So the disappearances are due to a good old-fashioned business dispute. They are not the result of some kind of mass revulsion to liberal talk--although go to any right-leaning website and you'll see that claim. It occurs to me that Air America's biggest problem may be that it launched with everybody in the country watching, and half the country wanting it to fail. And it might. But two weeks into its existence is too soon to know for sure. Nothing so unpredictable as a live radio network can ever roll out without encountering problems at first. A safe prediction, however, is that one year from now, Air America will be a lot different than it is today--some hosts will fail and their replacements will succeed, the format (and perhaps the very concept) will be tweaked--and then we'll be better equipped to judge its prospects for long-term survival.

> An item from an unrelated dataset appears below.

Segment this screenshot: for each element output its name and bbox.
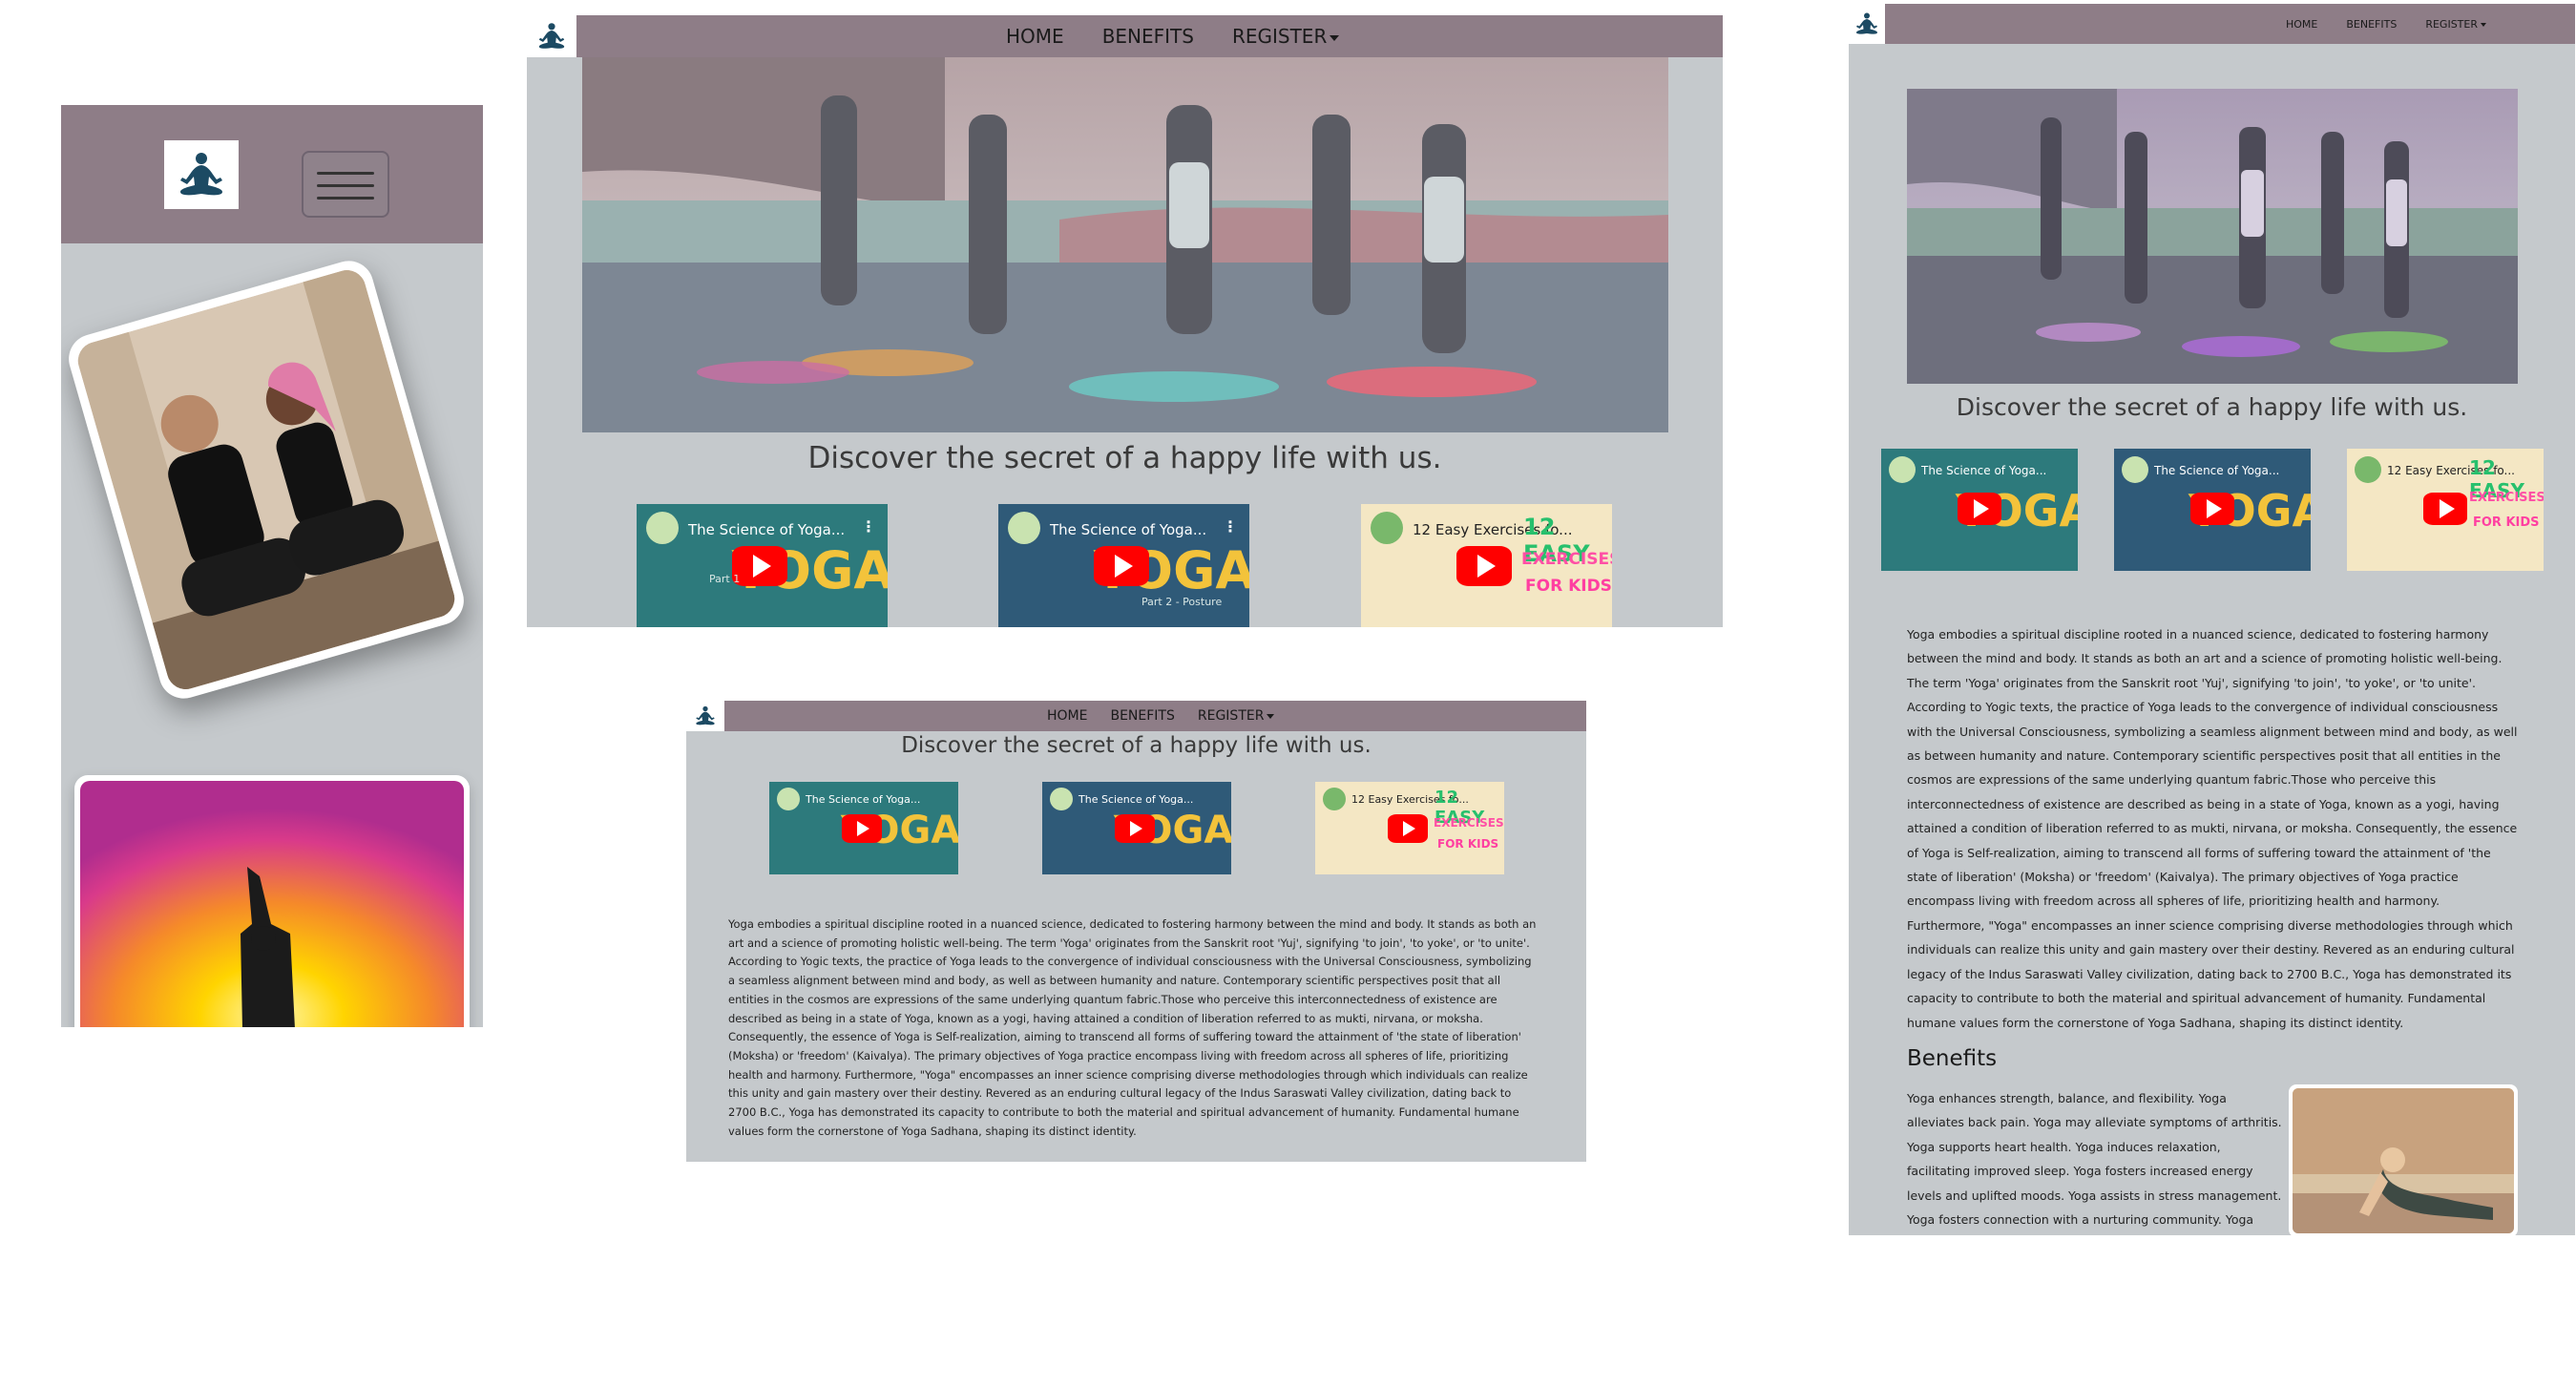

Some people in the radio biz are dreaming that Howard Stern, the newest crusader for free speech and against George W. Bush, might want to join the network. Doubtful. For all his talk about politics, Stern is ultimately a 14-year-old boy obsessed with the human body, not a pundit, and his schtick would alienate many, if not most, of the people Air America wants to attract. Although having him on the same network with Janeane Garofalo would make for an interesting sort of multiculturalism.

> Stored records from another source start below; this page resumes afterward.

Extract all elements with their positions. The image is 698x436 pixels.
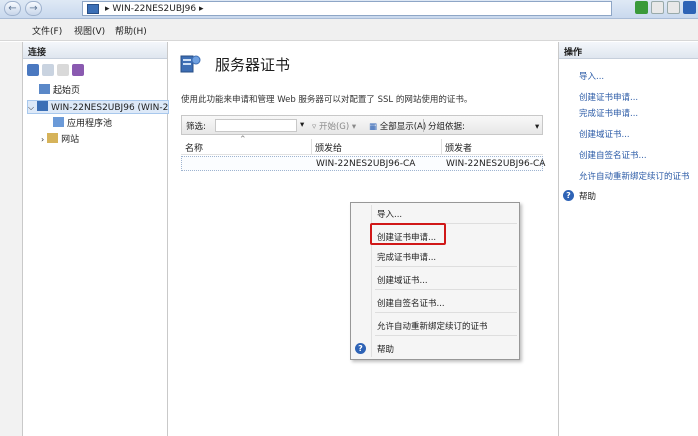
- start-page-icon: [39, 84, 50, 94]
- chevron-right-icon: ▸: [105, 4, 110, 14]
- column-separator[interactable]: [441, 139, 442, 155]
- toolbar-icons: [635, 1, 696, 16]
- chevron-right-icon: ▸: [199, 4, 204, 14]
- show-all-label: 全部显示(A): [379, 122, 427, 132]
- menu-separator: [375, 289, 517, 290]
- help-icon[interactable]: [683, 1, 696, 14]
- tree-label: 起始页: [53, 86, 81, 96]
- action-auto-rebind[interactable]: 允许自动重新绑定续订的证书: [579, 170, 690, 182]
- server-icon: [36, 101, 48, 111]
- menu-view[interactable]: 视图(V): [74, 24, 105, 37]
- cell-issued-by: WIN-22NES2UBJ96-CA: [446, 159, 546, 169]
- table-header: 名称 ⌃ 颁发给 颁发者: [181, 135, 543, 155]
- address-path-text: WIN-22NES2UBJ96: [112, 4, 197, 14]
- column-issued-to[interactable]: 颁发给: [315, 141, 342, 154]
- help-icon: ?: [563, 190, 574, 201]
- connect-server-icon[interactable]: [72, 64, 84, 76]
- tree-start-page[interactable]: 起始页: [39, 84, 80, 98]
- column-separator[interactable]: [311, 139, 312, 155]
- table-row[interactable]: WIN-22NES2UBJ96-CA WIN-22NES2UBJ96-CA: [181, 156, 546, 171]
- sort-caret-icon: ⌃: [239, 135, 247, 145]
- action-import[interactable]: 导入...: [579, 70, 604, 82]
- tree-app-pools[interactable]: 应用程序池: [53, 117, 112, 131]
- menu-help[interactable]: 帮助(H): [115, 24, 147, 37]
- tree-label: WIN-22NES2UBJ96 (WIN-2: [50, 103, 169, 113]
- filter-bar: 筛选: ▾ ▿ 开始(G) ▾ ▦ 全部显示(A) 分组依据: ▾: [181, 115, 543, 135]
- menu-separator: [375, 266, 517, 267]
- ctx-complete-request[interactable]: 完成证书申请...: [377, 251, 436, 263]
- action-help[interactable]: 帮助: [579, 190, 596, 202]
- connect-icon[interactable]: [27, 64, 39, 76]
- group-by-label[interactable]: 分组依据:: [428, 120, 465, 132]
- forward-button[interactable]: →: [25, 1, 42, 16]
- server-icon: [87, 4, 99, 14]
- folder-icon: [47, 133, 59, 143]
- actions-title: 操作: [559, 42, 698, 59]
- toolbar-separator: [423, 119, 424, 132]
- help-icon: ?: [355, 343, 366, 354]
- filter-input[interactable]: [215, 119, 297, 132]
- column-name[interactable]: 名称: [185, 141, 203, 154]
- tree-label: 网站: [61, 135, 80, 145]
- show-all-icon: ▦: [369, 122, 378, 132]
- globe-icon[interactable]: [635, 1, 648, 14]
- tree-server-node[interactable]: ⌵ WIN-22NES2UBJ96 (WIN-2: [27, 100, 169, 114]
- funnel-icon: ▿: [312, 122, 317, 132]
- show-all-button[interactable]: ▦ 全部显示(A): [369, 120, 426, 132]
- filter-dropdown-icon[interactable]: ▾: [300, 120, 304, 130]
- filter-label: 筛选:: [186, 122, 206, 132]
- address-box[interactable]: ▸ WIN-22NES2UBJ96 ▸: [82, 1, 612, 16]
- action-complete-request[interactable]: 完成证书申请...: [579, 107, 638, 119]
- connections-toolbar: [27, 64, 84, 78]
- address-path: ▸ WIN-22NES2UBJ96 ▸: [105, 3, 204, 15]
- collapse-arrow-icon: ›: [41, 135, 45, 144]
- menu-separator: [375, 335, 517, 336]
- desktop-edge: [0, 42, 22, 436]
- connections-pane: 连接 起始页 ⌵ WIN-22NES2UBJ96 (WIN-2 应用程序池 › …: [22, 42, 169, 436]
- connections-title: 连接: [23, 42, 167, 59]
- back-arrow-icon: ←: [8, 3, 17, 14]
- cell-issued-to: WIN-22NES2UBJ96-CA: [316, 159, 416, 169]
- refresh-icon[interactable]: [667, 1, 680, 14]
- menu-file[interactable]: 文件(F): [32, 24, 62, 37]
- start-button[interactable]: ▿ 开始(G) ▾: [312, 120, 356, 132]
- column-issued-by[interactable]: 颁发者: [445, 141, 472, 154]
- app-pool-icon: [53, 117, 64, 127]
- ctx-create-domain-cert[interactable]: 创建域证书...: [377, 274, 428, 286]
- forward-arrow-icon: →: [29, 3, 38, 14]
- mail-icon[interactable]: [651, 1, 664, 14]
- ctx-import[interactable]: 导入...: [377, 208, 402, 220]
- expand-arrow-icon: ⌵: [28, 103, 35, 112]
- start-label: 开始(G): [318, 122, 350, 132]
- actions-pane: 操作 导入... 创建证书申请... 完成证书申请... 创建域证书... 创建…: [558, 42, 698, 436]
- ctx-help[interactable]: 帮助: [377, 343, 394, 355]
- menu-bar: 文件(F) 视图(V) 帮助(H): [0, 19, 698, 41]
- up-icon[interactable]: [57, 64, 69, 76]
- page-description: 使用此功能来申请和管理 Web 服务器可以对配置了 SSL 的网站使用的证书。: [181, 95, 473, 105]
- scroll-grip-icon[interactable]: ▾: [535, 122, 539, 132]
- tree-label: 应用程序池: [67, 119, 113, 129]
- ctx-create-self-signed[interactable]: 创建自签名证书...: [377, 297, 445, 309]
- menu-separator: [375, 312, 517, 313]
- action-create-request[interactable]: 创建证书申请...: [579, 91, 638, 103]
- page-title: 服务器证书: [215, 56, 291, 74]
- action-create-domain-cert[interactable]: 创建域证书...: [579, 128, 630, 140]
- save-icon[interactable]: [42, 64, 54, 76]
- highlight-box: [370, 223, 446, 245]
- back-button[interactable]: ←: [4, 1, 21, 16]
- certificate-server-icon: [180, 55, 201, 73]
- ctx-auto-rebind[interactable]: 允许自动重新绑定续订的证书: [377, 320, 488, 332]
- action-create-self-signed[interactable]: 创建自签名证书...: [579, 149, 647, 161]
- tree-sites[interactable]: › 网站: [41, 133, 79, 147]
- address-bar: ← → ▸ WIN-22NES2UBJ96 ▸: [0, 0, 698, 19]
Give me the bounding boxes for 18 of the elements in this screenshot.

Quote of the Day (Dumbass Division): From James Taranto, who writes "Best of the Web" for the Wall Street Journal's Opinion Journal website, salivating about young Republican Shandi Finnessey of Missouri, the new Miss USA: "It turns out that the pageant's four runners-up were Misses South Carolina, North Carolina, Oklahoma and Tennessee, and the next five finishers, who made it to the swimsuit competition, were from Alabama, Florida, Georgia, Idaho and Oregon. That means nine out of 10 of the top beauties come from states George W. Bush carried in 2000; the only exception, Oregon, was very close (Gore by 0.44%). Gore carried four out of 10 states, so this year's Miss USA results suggest that the GOP is by far the more attractive of the two major parties."

Up next for Shandi is the Miss Universe Pageant. It would serve Taranto right if Miss France were to win it.

Fact is, nobody expects beauty pageant winners to be liberals. And physical beauty can only take you so far, anyhow--no matter how attractive your partner is, sooner or later, you're going to have to talk. And I'd rather talk to Janeane Garofalo.